Not in the top-ten in any category, Ryan McLeod is a very safe pick to have in the first round. Among U18 forwards in the OHL this season, McLeod is 14th in even-strength points per game, with 0.54. Not the most appealing numbers when compared to his other draft-eligible OHL forwards.
As you can see here, McLeod is a very good player overall. He doesn’t put up the points above, but he would be in any coach’s dream of having a balanced forward group. Projected to be a middle-6 centerman, McLeod can play anywhere he needs to be on the ice – can contribute defensively as much as he can offensively.
He has a strong frame that can keep the possession of the puck away from the opposition in key areas of the ice.
Fit With The Red Wings
I don’t think that Ryan McLeod makes it close to where the Red Wings will want to take him. He would be a great pick for one of the three picks the Wings have from 30-36th overall, but he won’t make it that far.
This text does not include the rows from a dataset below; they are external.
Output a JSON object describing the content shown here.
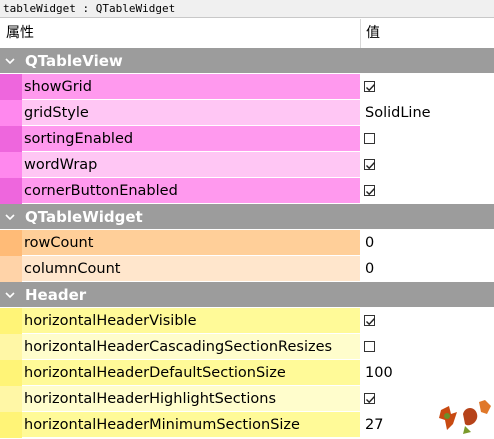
{
  "window_title": "tableWidget : QTableWidget",
  "header": {
    "name": "属性",
    "value": "值"
  },
  "groups": [
    {
      "label": "QTableView",
      "props": [
        {
          "name": "showGrid",
          "kind": "check",
          "checked": true
        },
        {
          "name": "gridStyle",
          "kind": "text",
          "value": "SolidLine"
        },
        {
          "name": "sortingEnabled",
          "kind": "check",
          "checked": false
        },
        {
          "name": "wordWrap",
          "kind": "check",
          "checked": true
        },
        {
          "name": "cornerButtonEnabled",
          "kind": "check",
          "checked": true
        }
      ]
    },
    {
      "label": "QTableWidget",
      "props": [
        {
          "name": "rowCount",
          "kind": "text",
          "value": "0"
        },
        {
          "name": "columnCount",
          "kind": "text",
          "value": "0"
        }
      ]
    },
    {
      "label": "Header",
      "props": [
        {
          "name": "horizontalHeaderVisible",
          "kind": "check",
          "checked": true
        },
        {
          "name": "horizontalHeaderCascadingSectionResizes",
          "kind": "check",
          "checked": false
        },
        {
          "name": "horizontalHeaderDefaultSectionSize",
          "kind": "text",
          "value": "100"
        },
        {
          "name": "horizontalHeaderHighlightSections",
          "kind": "check",
          "checked": true
        },
        {
          "name": "horizontalHeaderMinimumSectionSize",
          "kind": "text",
          "value": "27"
        }
      ]
    }
  ],
  "icons": {
    "group_toggle": "chevron-down-icon",
    "checkbox_mark": "checkmark-icon"
  },
  "colors": {
    "group_header": "#9c9c9c",
    "tableview_rows": [
      "#ff99ee",
      "#ffc6f4"
    ],
    "tablewidget_rows": [
      "#ffcf99",
      "#ffe6cc"
    ],
    "header_rows": [
      "#fffa98",
      "#fffdcc"
    ]
  }
}
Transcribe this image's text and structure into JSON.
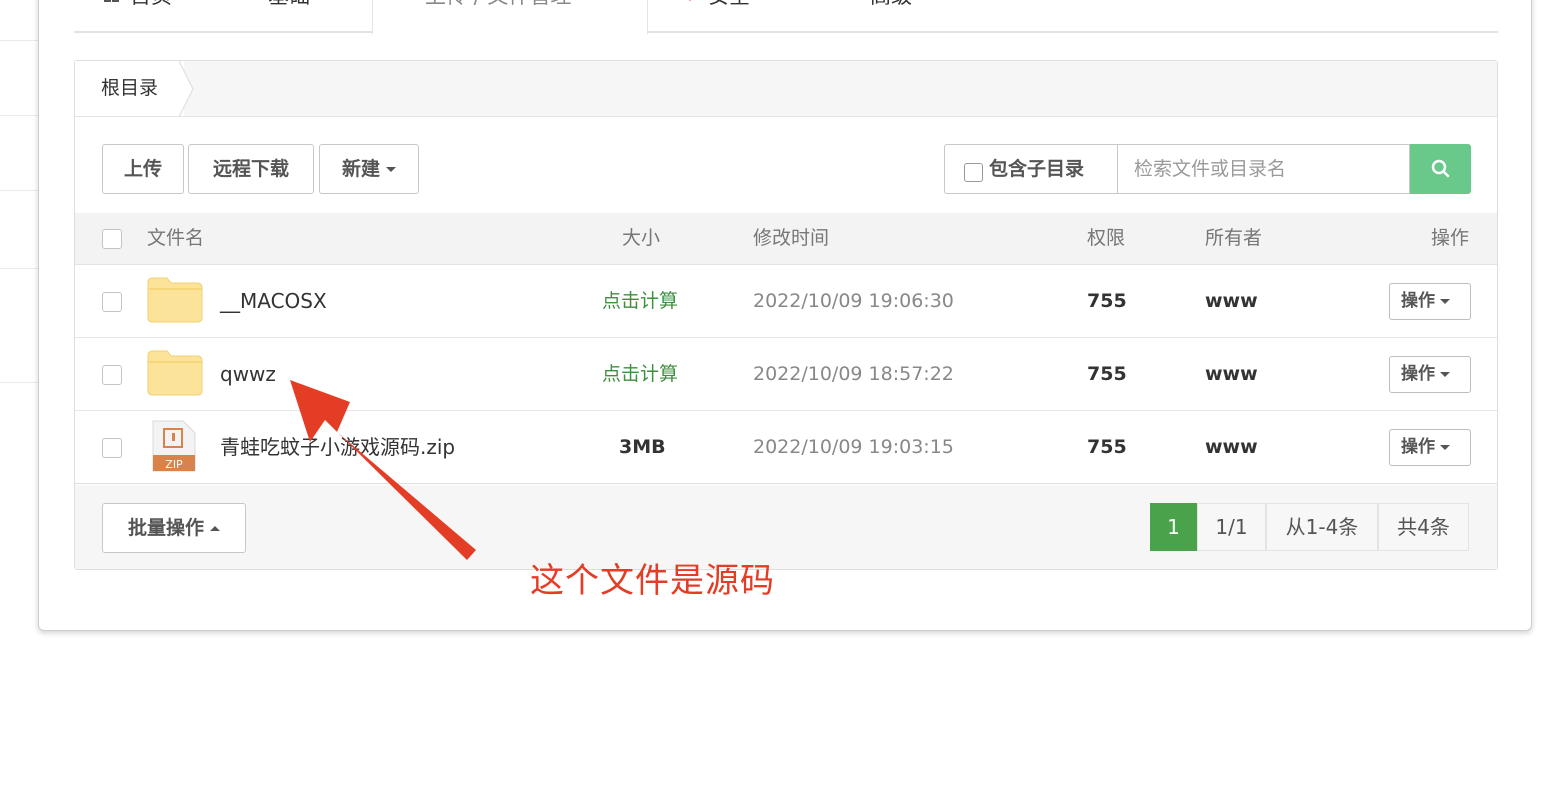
{
  "tabs": [
    {
      "label": "首页"
    },
    {
      "label": "基础"
    },
    {
      "label": "上传 / 文件管理"
    },
    {
      "label": "安全"
    },
    {
      "label": "高级"
    }
  ],
  "breadcrumb": {
    "root": "根目录"
  },
  "toolbar": {
    "upload": "上传",
    "remote_download": "远程下载",
    "new": "新建",
    "include_subdir": "包含子目录",
    "search_placeholder": "检索文件或目录名"
  },
  "table": {
    "headers": {
      "name": "文件名",
      "size": "大小",
      "mtime": "修改时间",
      "perm": "权限",
      "owner": "所有者",
      "op": "操作"
    },
    "rows": [
      {
        "name": "__MACOSX",
        "size": "点击计算",
        "mtime": "2022/10/09 19:06:30",
        "perm": "755",
        "owner": "www",
        "op": "操作",
        "type": "folder"
      },
      {
        "name": "qwwz",
        "size": "点击计算",
        "mtime": "2022/10/09 18:57:22",
        "perm": "755",
        "owner": "www",
        "op": "操作",
        "type": "folder"
      },
      {
        "name": "青蛙吃蚊子小游戏源码.zip",
        "size": "3MB",
        "mtime": "2022/10/09 19:03:15",
        "perm": "755",
        "owner": "www",
        "op": "操作",
        "type": "zip",
        "icon_text": "ZIP"
      }
    ]
  },
  "footer": {
    "batch": "批量操作",
    "pager": {
      "current": "1",
      "pages": "1/1",
      "range": "从1-4条",
      "total": "共4条"
    }
  },
  "annotation": {
    "text": "这个文件是源码"
  },
  "colors": {
    "accent_green": "#4aa34a",
    "search_green": "#68c98a",
    "annotation_red": "#e43d26",
    "folder_yellow": "#fbe49a"
  }
}
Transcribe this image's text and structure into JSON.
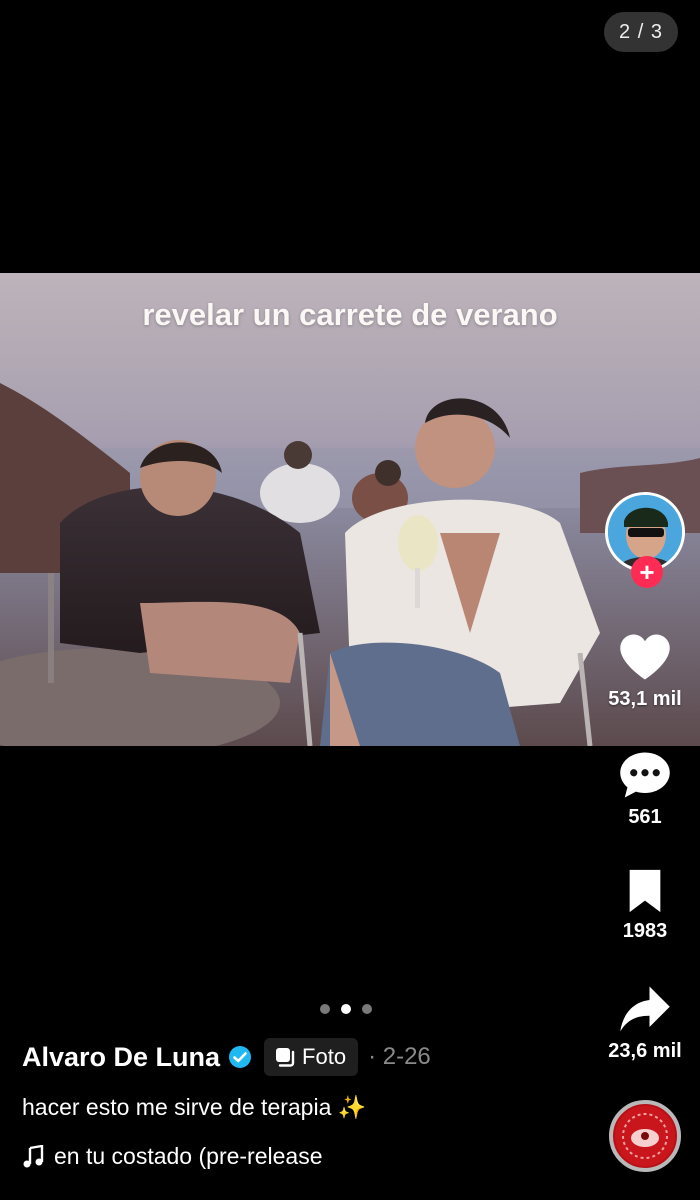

Especially when you consider that teams towards the end of the first-round will want more NHL-ready prospects to contribute to their playoff team.
My guess is that he can go anywhere from 15-30th overall, but that’s just a random guess. Anything can happen on draft day.
His style of play does bring a concern when it relates to the Red Wings reported draft strategy. As Tyler Wright has been quoted on, the Wings will be looking for skill and talent first, not so much size or NHL-readiness, in the upcoming draft. Ryan McLeod isn’t necessarily that type of pick. He has the NHL size and game, but when you want to “swing for the fences” you look for overall skill, and McLeod will be overshadowed in that category standing beside other players available during those three Red Wings picks.